Mantovani G, Macciò A, Curreli L, Lampis B, Ghiani M, Bianchi A, Contu P
Department of Medical Oncology, University of Cagliari, Italy.
Oncol Rep. 1998 Jan-Feb;5(1):273-80. doi: 10.3892/or.5.1.273.
A phase III, single-institution, open, prospective, randomized, parallel study was carried out on head and neck cancer patients to compare a combination of low-dose (20 mg q.i.d.) oral metoclopramide (M) + i.m. Dexamethasone (D) with an oral 5-HT3-Receptor Antagonist (5-HT3-RA) alone in the prevention of high-dose (HD > or = 80 mg/m2) cisplatin-induced delayed emesis. 51 consecutive patients, all but two with advanced stage of disease, were treated for a total of 198 chemotherapic cycles: 23 patients entered Group A (5-HT3-RA) receiving a total of 108 cycles, 28 patients entered Group B (M + D) receiving a total of 90 cycles. The treatment groups were well matched for age, sex (almost all patients were males), ECOG PSR, stage of disease and alcohol intake. The efficacy of M + D was significantly higher than that of 5-HT3-RA in achieving complete protection (CR 88.9% vs 72.2%, chi2 9.9, p = 0.002) and major efficacy (ME: CR + MR) (94.5% vs 85.2%, chi2 5.6, p = 0.02). Generally, for both treatments (5-HT3-RA and M + D) a good control of delayed emesis was achieved in patients who had complete protection on acute emesis. A good control of acute emesis had a highly positive predictive value of delayed emesis for both treatments without significant difference between them (CR 85% for M + D and 82% for 5-HT3-RA; ME 88% for M + D and 92% for 5-HT3-RA). The failure (F) on acute emesis had a significantly higher negative predictive value of delayed emesis for M + D (98%) than 5-HT3-RA (67%). Our study is, to our knowledge, the first comparing M + D vs one 5-HT3-RA alone in the prevention of HD cisplatin-induced delayed emesis in a properly designed clinical trial. Our results show that M + D are more effective than 5-HT3-RA alone in the prevention of HD cisplatin induced delayed emesis, whereas 5-HT3-RA may be the treatment of choice in patients who had acute vomiting. Our study demonstrated not only the persistence of antiemetic efficacy but also increasing efficacy, during subsequent courses. Our results confirm that protection from acute emesis plays a major role in the appearance and control of delayed emesis.

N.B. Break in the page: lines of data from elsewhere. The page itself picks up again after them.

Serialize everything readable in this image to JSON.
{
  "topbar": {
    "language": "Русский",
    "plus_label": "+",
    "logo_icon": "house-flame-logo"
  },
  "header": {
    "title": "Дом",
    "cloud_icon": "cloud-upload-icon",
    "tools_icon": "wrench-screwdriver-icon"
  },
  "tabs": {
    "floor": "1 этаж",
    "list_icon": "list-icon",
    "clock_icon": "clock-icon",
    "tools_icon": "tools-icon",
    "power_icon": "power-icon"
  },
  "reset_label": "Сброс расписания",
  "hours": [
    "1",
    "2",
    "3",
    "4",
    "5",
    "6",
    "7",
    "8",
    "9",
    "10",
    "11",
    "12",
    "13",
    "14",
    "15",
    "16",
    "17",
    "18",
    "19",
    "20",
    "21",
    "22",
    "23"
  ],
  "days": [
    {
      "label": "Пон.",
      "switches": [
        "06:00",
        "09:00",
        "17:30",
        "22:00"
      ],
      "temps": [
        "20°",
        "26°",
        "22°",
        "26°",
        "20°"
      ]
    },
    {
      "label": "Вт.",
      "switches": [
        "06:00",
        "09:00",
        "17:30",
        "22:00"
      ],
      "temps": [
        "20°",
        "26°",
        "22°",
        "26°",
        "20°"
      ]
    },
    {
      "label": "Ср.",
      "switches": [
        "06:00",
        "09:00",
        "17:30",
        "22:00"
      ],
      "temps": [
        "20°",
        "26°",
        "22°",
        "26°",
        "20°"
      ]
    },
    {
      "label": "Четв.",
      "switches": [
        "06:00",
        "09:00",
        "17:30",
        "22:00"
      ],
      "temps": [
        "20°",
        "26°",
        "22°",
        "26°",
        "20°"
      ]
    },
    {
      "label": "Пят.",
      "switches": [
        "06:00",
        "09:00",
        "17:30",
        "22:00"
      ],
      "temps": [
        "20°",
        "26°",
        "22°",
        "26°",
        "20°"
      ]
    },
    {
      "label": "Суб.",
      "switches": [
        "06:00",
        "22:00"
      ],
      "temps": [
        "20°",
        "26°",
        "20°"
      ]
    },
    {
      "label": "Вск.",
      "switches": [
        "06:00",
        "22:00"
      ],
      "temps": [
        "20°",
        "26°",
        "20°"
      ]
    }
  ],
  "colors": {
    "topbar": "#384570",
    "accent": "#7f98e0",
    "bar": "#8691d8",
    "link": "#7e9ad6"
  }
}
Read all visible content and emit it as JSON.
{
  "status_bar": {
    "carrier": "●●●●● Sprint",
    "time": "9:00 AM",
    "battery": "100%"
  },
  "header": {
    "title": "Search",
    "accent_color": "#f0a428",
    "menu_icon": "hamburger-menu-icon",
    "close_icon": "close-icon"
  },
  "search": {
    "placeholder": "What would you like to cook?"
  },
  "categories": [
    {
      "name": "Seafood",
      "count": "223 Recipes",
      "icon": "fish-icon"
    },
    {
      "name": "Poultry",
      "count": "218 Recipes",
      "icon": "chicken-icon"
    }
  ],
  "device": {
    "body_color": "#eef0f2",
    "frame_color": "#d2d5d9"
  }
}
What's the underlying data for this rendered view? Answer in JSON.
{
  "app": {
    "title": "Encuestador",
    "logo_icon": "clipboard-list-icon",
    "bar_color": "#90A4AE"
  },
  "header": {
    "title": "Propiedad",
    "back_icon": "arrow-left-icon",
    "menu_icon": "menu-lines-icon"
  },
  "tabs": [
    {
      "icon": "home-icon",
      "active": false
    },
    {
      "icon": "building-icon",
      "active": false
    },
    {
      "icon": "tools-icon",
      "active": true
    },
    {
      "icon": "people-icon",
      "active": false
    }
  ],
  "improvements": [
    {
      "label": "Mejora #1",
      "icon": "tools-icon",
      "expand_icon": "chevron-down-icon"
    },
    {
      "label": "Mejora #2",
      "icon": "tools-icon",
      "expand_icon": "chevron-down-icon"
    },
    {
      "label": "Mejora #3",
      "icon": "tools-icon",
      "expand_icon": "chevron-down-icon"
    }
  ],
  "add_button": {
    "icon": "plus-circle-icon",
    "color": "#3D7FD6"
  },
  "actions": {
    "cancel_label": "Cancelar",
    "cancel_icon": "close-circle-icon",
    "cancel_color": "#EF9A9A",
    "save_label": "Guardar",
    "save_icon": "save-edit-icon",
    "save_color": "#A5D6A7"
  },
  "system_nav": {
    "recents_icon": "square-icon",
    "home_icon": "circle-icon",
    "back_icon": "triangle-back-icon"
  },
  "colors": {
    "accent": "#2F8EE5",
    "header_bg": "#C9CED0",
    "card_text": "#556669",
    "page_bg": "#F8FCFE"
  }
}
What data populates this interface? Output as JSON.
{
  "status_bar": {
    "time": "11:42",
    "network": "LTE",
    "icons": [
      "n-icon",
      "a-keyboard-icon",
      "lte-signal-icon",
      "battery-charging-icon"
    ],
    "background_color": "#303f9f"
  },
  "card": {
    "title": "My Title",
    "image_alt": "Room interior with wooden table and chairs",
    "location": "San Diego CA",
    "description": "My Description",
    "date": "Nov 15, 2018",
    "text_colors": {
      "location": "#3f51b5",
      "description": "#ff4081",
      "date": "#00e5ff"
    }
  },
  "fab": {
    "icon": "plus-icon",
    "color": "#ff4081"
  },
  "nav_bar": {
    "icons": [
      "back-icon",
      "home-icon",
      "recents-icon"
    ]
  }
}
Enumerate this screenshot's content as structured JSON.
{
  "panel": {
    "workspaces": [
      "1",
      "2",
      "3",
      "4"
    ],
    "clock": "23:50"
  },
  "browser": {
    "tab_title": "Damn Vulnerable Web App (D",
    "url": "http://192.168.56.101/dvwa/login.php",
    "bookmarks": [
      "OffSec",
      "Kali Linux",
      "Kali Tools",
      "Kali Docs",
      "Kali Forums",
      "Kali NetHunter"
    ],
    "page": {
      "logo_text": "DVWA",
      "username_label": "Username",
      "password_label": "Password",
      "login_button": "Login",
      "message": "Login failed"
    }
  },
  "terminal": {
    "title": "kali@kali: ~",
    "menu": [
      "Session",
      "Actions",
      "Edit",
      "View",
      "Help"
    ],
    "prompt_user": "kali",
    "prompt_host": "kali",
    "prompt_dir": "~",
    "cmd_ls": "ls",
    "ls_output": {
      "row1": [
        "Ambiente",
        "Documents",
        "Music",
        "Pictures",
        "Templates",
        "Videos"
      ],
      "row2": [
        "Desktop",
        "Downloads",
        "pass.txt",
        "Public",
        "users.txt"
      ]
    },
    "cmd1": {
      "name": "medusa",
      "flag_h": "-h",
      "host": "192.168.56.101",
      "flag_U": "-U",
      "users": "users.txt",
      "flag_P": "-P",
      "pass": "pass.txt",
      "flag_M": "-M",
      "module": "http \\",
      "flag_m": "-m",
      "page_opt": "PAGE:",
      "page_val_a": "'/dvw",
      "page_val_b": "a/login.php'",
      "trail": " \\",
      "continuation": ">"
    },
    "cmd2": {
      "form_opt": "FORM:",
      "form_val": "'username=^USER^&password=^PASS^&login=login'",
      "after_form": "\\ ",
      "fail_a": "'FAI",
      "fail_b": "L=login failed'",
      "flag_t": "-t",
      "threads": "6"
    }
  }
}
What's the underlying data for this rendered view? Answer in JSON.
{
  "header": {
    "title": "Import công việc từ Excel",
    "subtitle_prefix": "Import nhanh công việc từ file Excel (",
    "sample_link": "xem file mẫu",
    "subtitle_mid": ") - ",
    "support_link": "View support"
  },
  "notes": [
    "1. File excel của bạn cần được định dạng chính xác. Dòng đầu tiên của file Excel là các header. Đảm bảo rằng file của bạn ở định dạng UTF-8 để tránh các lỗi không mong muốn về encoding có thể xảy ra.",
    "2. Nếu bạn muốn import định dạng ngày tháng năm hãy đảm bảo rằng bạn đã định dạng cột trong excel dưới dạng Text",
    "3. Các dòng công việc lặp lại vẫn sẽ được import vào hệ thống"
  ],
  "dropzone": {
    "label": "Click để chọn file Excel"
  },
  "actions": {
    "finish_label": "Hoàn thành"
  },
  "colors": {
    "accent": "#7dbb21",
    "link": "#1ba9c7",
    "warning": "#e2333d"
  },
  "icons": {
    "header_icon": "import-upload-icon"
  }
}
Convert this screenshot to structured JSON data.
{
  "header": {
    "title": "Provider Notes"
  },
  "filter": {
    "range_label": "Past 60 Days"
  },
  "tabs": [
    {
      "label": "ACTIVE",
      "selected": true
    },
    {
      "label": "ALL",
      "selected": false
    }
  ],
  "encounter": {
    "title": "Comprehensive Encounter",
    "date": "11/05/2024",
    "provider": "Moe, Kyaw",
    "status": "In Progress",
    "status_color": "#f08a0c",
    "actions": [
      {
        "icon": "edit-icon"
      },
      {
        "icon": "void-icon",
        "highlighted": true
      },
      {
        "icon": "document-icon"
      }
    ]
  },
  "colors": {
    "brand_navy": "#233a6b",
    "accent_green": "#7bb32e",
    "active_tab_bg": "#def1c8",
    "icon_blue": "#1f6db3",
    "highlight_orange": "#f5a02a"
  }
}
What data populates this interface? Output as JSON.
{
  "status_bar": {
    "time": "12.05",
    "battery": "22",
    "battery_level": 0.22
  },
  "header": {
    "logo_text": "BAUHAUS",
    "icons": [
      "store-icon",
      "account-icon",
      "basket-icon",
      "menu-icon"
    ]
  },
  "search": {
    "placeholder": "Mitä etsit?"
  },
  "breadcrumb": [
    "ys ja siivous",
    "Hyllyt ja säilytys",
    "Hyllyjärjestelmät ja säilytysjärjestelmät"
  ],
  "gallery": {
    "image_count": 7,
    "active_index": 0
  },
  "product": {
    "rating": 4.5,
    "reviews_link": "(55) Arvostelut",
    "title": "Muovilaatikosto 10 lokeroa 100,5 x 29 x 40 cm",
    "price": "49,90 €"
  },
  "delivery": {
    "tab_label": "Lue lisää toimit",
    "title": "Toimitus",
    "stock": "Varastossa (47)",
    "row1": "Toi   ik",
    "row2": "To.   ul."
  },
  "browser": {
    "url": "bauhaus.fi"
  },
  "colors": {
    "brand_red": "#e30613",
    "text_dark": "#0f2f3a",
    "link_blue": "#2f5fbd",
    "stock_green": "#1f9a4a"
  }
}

一项针对头颈癌患者的III期单机构开放性前瞻性随机平行研究,比较了低剂量(每日4次,每次20 mg)口服甲氧氯普胺(M)+肌肉注射地塞米松(D)与单独使用口服5 - 羟色胺3受体拮抗剂(5 - HT3 - RA)预防高剂量(HD≥80 mg/m²)顺铂引起的延迟性呕吐的效果。连续51例患者(除2例疾病处于晚期外)共接受了198个化疗周期的治疗:23例患者进入A组(5 - HT3 - RA组),共接受108个周期;28例患者进入B组(M + D组),共接受90个周期。治疗组在年龄、性别(几乎所有患者为男性)、东部肿瘤协作组(ECOG)体力状态评分、疾病分期和酒精摄入量方面匹配良好。在实现完全保护(完全缓解率:88.9%对72.2%,卡方值9.9,p = 0.002)和主要疗效(ME:完全缓解 + 部分缓解)(94.5%对85.2%,卡方值5.6,p = 0.02)方面,M + D组的疗效显著高于5 - HT3 - RA组。总体而言,对于两种治疗方法(5 - HT3 - RA和M + D),在急性呕吐得到完全保护的患者中,延迟性呕吐得到了良好控制。对于两种治疗方法,急性呕吐的良好控制对延迟性呕吐具有高度阳性预测价值,且两者之间无显著差异(M + D组的完全缓解率为85%,5 - HT3 - RA组为82%;M + D组的主要疗效为88%,5 - HT3 - RA组为92%)。急性呕吐失败(F)对M + D组延迟性呕吐的阴性预测价值(98%)显著高于5 - HT3 - RA组(67%)。据我们所知,我们的研究是在一项设计合理的临床试验中,首次比较M + D与单独一种5 - HT3 - RA预防高剂量顺铂引起的延迟性呕吐的研究。我们的结果表明,在预防高剂量顺铂引起的延迟性呕吐方面,M + D比单独使用5 - HT3 - RA更有效,而5 - HT3 - RA可能是急性呕吐患者的治疗选择。我们的研究不仅证明了后续疗程中镇吐疗效的持续性,还证明了疗效的增加。我们的结果证实,预防急性呕吐在延迟性呕吐的出现和控制中起主要作用。